EKLEM KATILIĞI VE YORGUNLUK SEMPTOMLARI GÖRÜLEBİLİR
Prof. Dr. Pehlevan ankilozan spondilit hastalığında iltihaplanma omurga ve kalça başta olmak üzere göğüs kafesi, diz, omuz gibi eklemlerde de oluşabildiğine ve ayrıca ankilozan spondilitte eklem katılığı, yorgunluk halsizlik gibi semptomlar da görülebildiğine dikkat çekti. Pehlevan, ankilozan spondilitin neden geliştiğine dair, “Ankilozan spondilit gelişiminin altında yatan mekanizmalar henüz tam olarak aydınlatılamadı. Ancak genetik faktörlerin bu hastalığın gelişiminde rol oynadığını biliyoruz. Örneğin HLA-B27 geni taşıyan kişilerde ankilozan spondilit gelişme riski oldukça yüksek” bilgisini verdi.
HASTALIĞI ORTADAN TAMAMEN KALDIRAN BİR TEDAVİ YOK
Ankilozan spondilit teşhisi koymak için hastanın muayene edilmesinin yeterli olduğunu söyleyen Prof. Dr. Pehlevan, “Şüpheye düşülen veya hastalığın hangi aşamada olduğunun görülmesi gereken durumlarda X-ray film veya MR gibi görüntüleme yöntemlerinden yardım alınabiliyor. Ankilozan spondilit tedavisi ise temelde hastalığın ilerleyişini önlemeye yönelik.
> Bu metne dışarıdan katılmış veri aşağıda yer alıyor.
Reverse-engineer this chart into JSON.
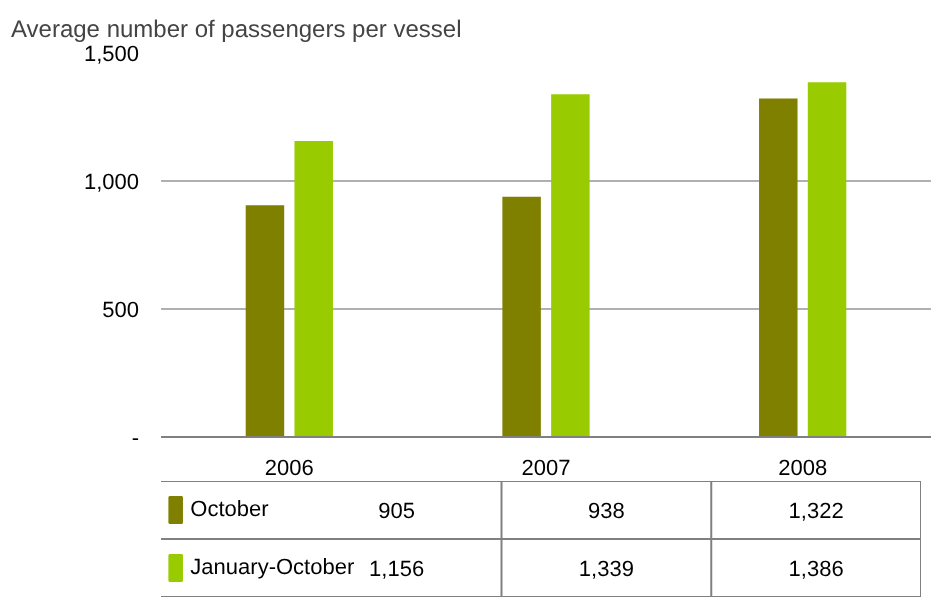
{
  "chart_data": {
    "type": "bar",
    "title": "Average number of passengers per vessel",
    "categories": [
      "2006",
      "2007",
      "2008"
    ],
    "series": [
      {
        "name": "October",
        "color": "#808000",
        "values": [
          905,
          938,
          1322
        ],
        "value_labels": [
          "905",
          "938",
          "1,322"
        ]
      },
      {
        "name": "January-October",
        "color": "#99cc00",
        "values": [
          1156,
          1339,
          1386
        ],
        "value_labels": [
          "1,156",
          "1,339",
          "1,386"
        ]
      }
    ],
    "ylim": [
      0,
      1500
    ],
    "yticks": [
      {
        "value": 0,
        "label": "-"
      },
      {
        "value": 500,
        "label": "500"
      },
      {
        "value": 1000,
        "label": "1,000"
      },
      {
        "value": 1500,
        "label": "1,500"
      }
    ],
    "grid": "y",
    "legend": "bottom"
  }
}
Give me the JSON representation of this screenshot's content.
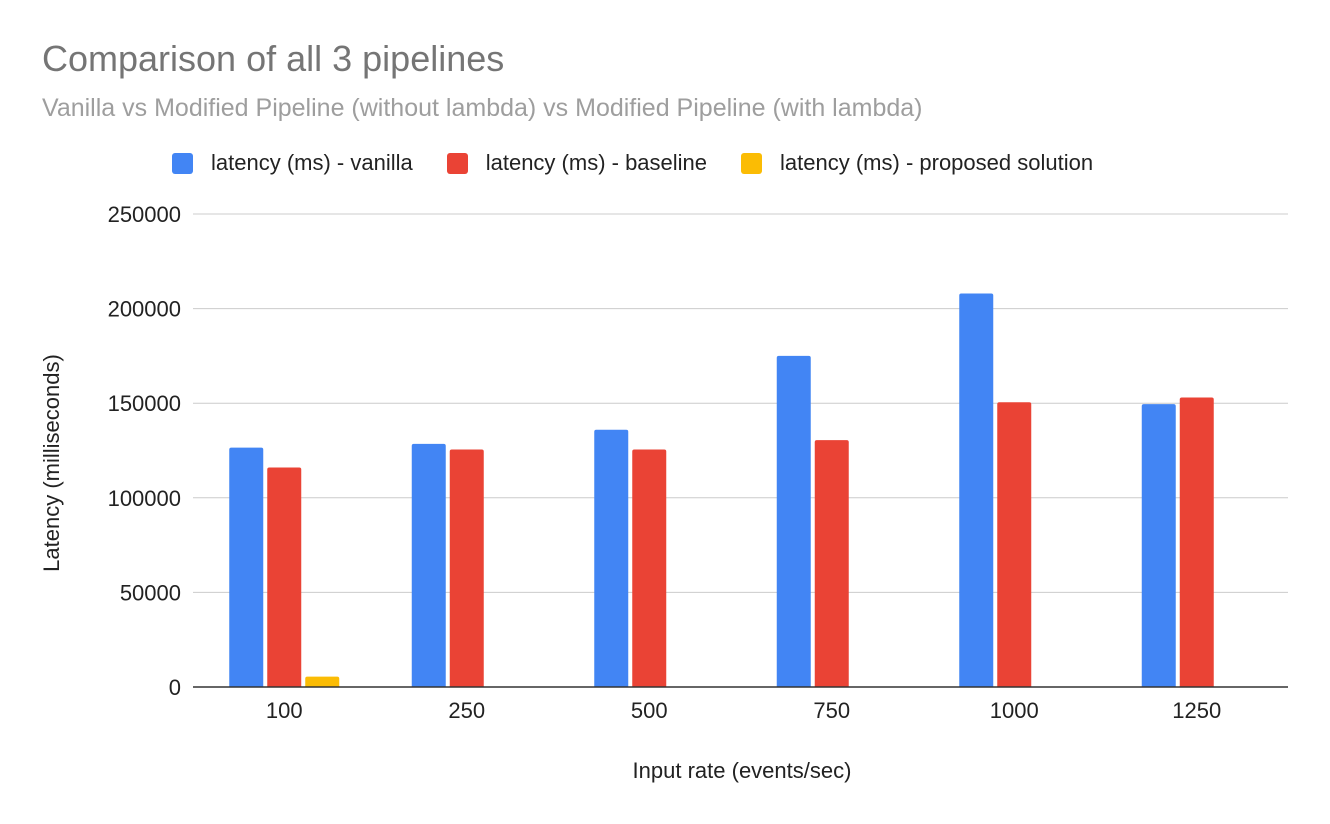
{
  "chart_data": {
    "type": "bar",
    "title": "Comparison of all 3 pipelines",
    "subtitle": "Vanilla vs Modified Pipeline (without lambda) vs Modified Pipeline (with lambda)",
    "xlabel": "Input rate (events/sec)",
    "ylabel": "Latency (milliseconds)",
    "categories": [
      "100",
      "250",
      "500",
      "750",
      "1000",
      "1250"
    ],
    "ylim": [
      0,
      250000
    ],
    "yticks": [
      "0",
      "50000",
      "100000",
      "150000",
      "200000",
      "250000"
    ],
    "grid": true,
    "legend_position": "top",
    "series": [
      {
        "name": "latency (ms) - vanilla",
        "color": "#4285f4",
        "values": [
          126500,
          128500,
          136000,
          175000,
          208000,
          149500
        ]
      },
      {
        "name": "latency (ms) - baseline",
        "color": "#ea4335",
        "values": [
          116000,
          125500,
          125500,
          130500,
          150500,
          153000
        ]
      },
      {
        "name": "latency (ms) - proposed solution",
        "color": "#fbbc04",
        "values": [
          5500,
          null,
          null,
          null,
          null,
          null
        ]
      }
    ]
  }
}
Çünkü hastalığı tamamen ortadan kaldıran bir tedavi maalesef ki yok. Ankilozan spondilit tedavisinde eklemlerdeki iltihaplanmayı azaltma ve eklemin hareket kabiliyetinin korunması amaçlanıyor” dedi.
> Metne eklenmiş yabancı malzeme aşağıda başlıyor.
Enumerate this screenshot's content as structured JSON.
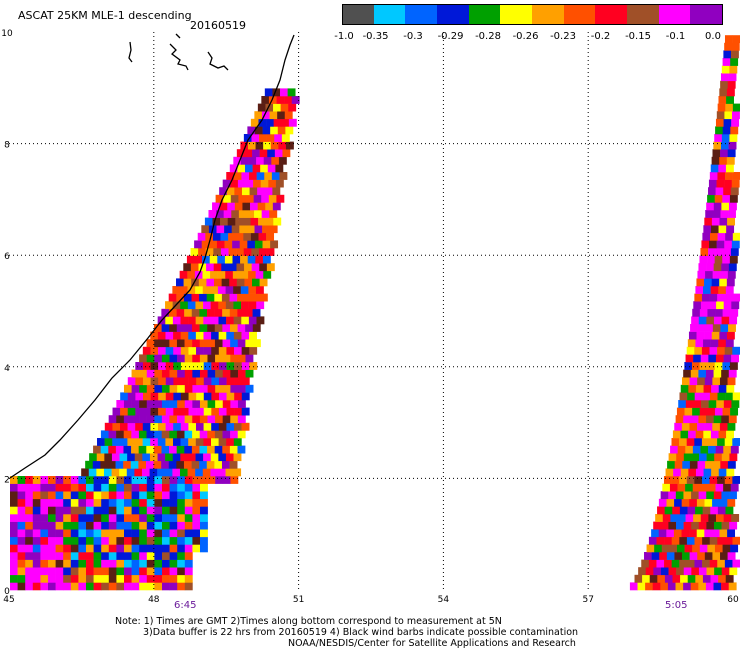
{
  "title": "ASCAT 25KM MLE-1 descending",
  "date": "20160519",
  "colorbar": {
    "labels": [
      "-1.0",
      "-0.35",
      "-0.3",
      "-0.29",
      "-0.28",
      "-0.26",
      "-0.23",
      "-0.2",
      "-0.15",
      "-0.1",
      "0.0"
    ],
    "colors": [
      "#505050",
      "#00c8ff",
      "#0064ff",
      "#0018d8",
      "#00a000",
      "#ffff00",
      "#ffa000",
      "#ff5000",
      "#ff0020",
      "#a05028",
      "#ff00ff",
      "#9000c0"
    ]
  },
  "axes": {
    "x_ticks": [
      "45",
      "48",
      "51",
      "54",
      "57",
      "60"
    ],
    "y_ticks": [
      "0",
      "2",
      "4",
      "6",
      "8",
      "10"
    ]
  },
  "pass_times": [
    "6:45",
    "5:05"
  ],
  "notes": {
    "line1": "Note: 1) Times are GMT 2)Times along bottom correspond to measurement at 5N",
    "line2": "3)Data buffer is 22 hrs from 20160519 4) Black wind barbs indicate possible contamination",
    "line3": "NOAA/NESDIS/Center for Satellite Applications and Research"
  }
}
Prof. Dr. Pehlevan, sözlerini şöyle sürdürdü:
“Tedavide hastalara iltihaplanmayı önleyici ilaçlar veriyoruz. Bel ağrısı gibi durumların günlük hayatta hastayı kısıtlamaması için de ağrı kesicileri kullanıyoruz. Ankilozan spondilit hastalarında ilaç tedavisi kadar fizik tedavi de önemli. Fizyoterapide bu hastalara omurganın esnekliğini korumaya yarayan, hastanın hareket becerilerini artıran egzersizler yaptırılıyor. Böylece hastanın eklemlerinde meydana gelebilecek tutukluk ve katılaşmayı önlemeye çalışıyoruz. Ayrıca hastanın daha rahat hareket etmesini sağlayarak yaşam kalitesini yükseltiyoruz.”
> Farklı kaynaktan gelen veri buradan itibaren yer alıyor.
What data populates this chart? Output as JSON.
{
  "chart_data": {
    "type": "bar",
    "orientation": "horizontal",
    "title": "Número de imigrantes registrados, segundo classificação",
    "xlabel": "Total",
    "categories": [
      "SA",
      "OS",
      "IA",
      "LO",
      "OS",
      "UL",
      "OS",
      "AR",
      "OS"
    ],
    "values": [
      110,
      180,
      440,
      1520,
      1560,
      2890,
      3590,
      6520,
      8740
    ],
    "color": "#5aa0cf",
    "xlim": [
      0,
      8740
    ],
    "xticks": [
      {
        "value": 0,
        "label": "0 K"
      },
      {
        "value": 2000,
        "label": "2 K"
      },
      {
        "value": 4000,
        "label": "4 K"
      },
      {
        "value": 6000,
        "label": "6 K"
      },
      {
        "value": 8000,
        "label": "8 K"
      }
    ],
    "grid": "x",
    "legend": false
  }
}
YENİ OLUŞAN KEMİKLER OMURGANIN HAREKETİNİ KISITLIYOR
Ankilozan spondilit ilerledikçe hastada çok sayıda komplikasyon gelişiyor. Hastalığın ileri dönemlerinde vücudun kendini iyileştirmek adına yeni kemik oluşturduğunu söyleyen Prof. Dr. Pehlevan, “Vücudun kendini iyileştirme çabası iyi sonuçlanmıyor. Çünkü yeni oluşan kemikler, omurgada yer alan eski kemiklerin arasındaki boşluğa yerleşiyor. Bu durum omurganın hareketini kısıtlıyor. Bazen bu kısıtlama göğüs kafesini de etkiliyor. Göğüs kafesinin yeterince genişleyememesi akciğer fonksiyonlarının bozulmasına yol açıyor. Ankilozan spondilit hastalığında vücutta yaygın olarak görülen iltihaplanma gözde üveit ve kalpte aort işlevlerinde aksaklığa neden oluyor” diye konuştu.
Prof. Dr. Pehlevan, “Ankilozan spondilitin tedavi edilmemesi yaşamı tehdit edebilecek ölçüde sorunlara yol açabiliyor. Bu nedenle ankilozan spondilit belirtileri gösteren kişilerin vakit kaybetmeden bir uzmana başvurarak gerekli kontrollerini yaptırmasını tavsiye ediyorum” diyerek sözlerini noktaladı.